The sound of empty bottles falling to the floor and breaking woke her, he was here. Moaning, staggering to his feet, he stood in front of her, drunk like the last time he was alive. She had hoped that he would visit her sober, but it seems that the afterlife had not been kind to him as it was to her. There was a moment of silence before he spoke, it came out slurred “mmmmmmmm bbbaabbbyygiiirrlll, why the sad face?” he grunted looking around. Melissa said nothing clenching her fist, waiting for the moment of anger to pass, it never did. There was a type of sadness in her gaze, this pitiful man died as he lived. Drunk.
When he noticed that she made no effort to step closer to him or speak, his mood turned sour, his drunken demeanor oozed darkness and anger, but not like her anger that was quiet waiting for a moment of strength. His anger was that of the damned; the house shook, giving way to the storm that raged within him.

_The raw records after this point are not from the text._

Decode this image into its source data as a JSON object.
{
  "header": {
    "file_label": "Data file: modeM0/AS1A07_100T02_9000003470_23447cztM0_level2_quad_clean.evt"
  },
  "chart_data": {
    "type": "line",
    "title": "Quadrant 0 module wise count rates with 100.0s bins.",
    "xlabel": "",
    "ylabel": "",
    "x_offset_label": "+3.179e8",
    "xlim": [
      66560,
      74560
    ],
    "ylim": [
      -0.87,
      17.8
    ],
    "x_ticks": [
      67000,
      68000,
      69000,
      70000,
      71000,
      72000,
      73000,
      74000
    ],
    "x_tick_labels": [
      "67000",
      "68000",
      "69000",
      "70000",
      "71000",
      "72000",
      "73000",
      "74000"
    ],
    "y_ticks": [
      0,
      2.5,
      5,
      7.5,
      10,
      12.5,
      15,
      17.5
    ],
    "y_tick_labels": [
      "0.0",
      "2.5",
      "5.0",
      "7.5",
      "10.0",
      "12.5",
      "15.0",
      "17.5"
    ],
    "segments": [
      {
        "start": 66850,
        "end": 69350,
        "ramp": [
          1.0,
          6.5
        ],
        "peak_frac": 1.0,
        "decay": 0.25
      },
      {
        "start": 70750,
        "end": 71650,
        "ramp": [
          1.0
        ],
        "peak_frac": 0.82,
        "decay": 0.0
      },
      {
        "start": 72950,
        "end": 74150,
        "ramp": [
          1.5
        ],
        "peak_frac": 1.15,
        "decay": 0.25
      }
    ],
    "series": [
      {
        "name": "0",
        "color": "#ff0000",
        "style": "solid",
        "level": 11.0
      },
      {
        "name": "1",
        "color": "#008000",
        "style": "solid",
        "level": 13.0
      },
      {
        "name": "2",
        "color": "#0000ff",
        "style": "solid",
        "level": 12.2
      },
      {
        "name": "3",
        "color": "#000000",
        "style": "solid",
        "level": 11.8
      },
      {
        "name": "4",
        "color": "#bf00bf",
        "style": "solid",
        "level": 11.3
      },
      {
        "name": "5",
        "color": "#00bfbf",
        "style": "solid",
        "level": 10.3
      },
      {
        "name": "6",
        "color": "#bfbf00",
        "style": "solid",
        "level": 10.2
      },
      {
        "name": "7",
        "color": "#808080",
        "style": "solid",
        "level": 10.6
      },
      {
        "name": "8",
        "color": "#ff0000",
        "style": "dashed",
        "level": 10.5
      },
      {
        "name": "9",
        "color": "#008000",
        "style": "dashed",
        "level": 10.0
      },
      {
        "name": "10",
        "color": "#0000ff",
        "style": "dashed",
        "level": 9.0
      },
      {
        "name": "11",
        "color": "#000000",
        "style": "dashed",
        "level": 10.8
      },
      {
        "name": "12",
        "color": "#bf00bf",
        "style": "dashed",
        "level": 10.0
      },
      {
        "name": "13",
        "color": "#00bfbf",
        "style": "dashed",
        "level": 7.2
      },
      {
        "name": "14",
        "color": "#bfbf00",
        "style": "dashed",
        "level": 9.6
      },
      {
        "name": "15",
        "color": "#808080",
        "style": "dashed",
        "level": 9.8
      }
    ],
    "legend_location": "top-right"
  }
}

” You never loved me! It was all that HAG’S fault! She raised all of you to disrespect me. Always going on and on about the bills and the baby. YOU ALL SUCKED ME DRY!” He bellowed, yelling any everyone and no one. As he yelled about his lost dreams and the lack of respect he received from his family, he failed to see his daughter’s face. Melissa had become– calm. The words her father spewed at her no longer did the damage it had once done.
“Get out,” she spoke in a low tone, almost a whisper. Her face remained calm, but you could hear the seriousness in her voice. She meant her words, and the world understood her. The house shook and creaked as if it would break into pieces.
And then he was gone.
Sinking to her knees, she began to sob, her nightmare was finally over. Her dad would no longer have control over who she would be in life. For the first time in 14 years, she allowed herself to have a glass of wine, raising her glass to the sky she made a toast to the man who had been a monster but in a small way had also been her father.
May he rest in peace, she thought as she laid her head down for the night.
In the morning, the newspaper would read about a new baby boy born to David and Rebecca Duncan, and it would mourn the loss of a Sarah Conway. This was the way of Oden, a new life began, and an old one ended.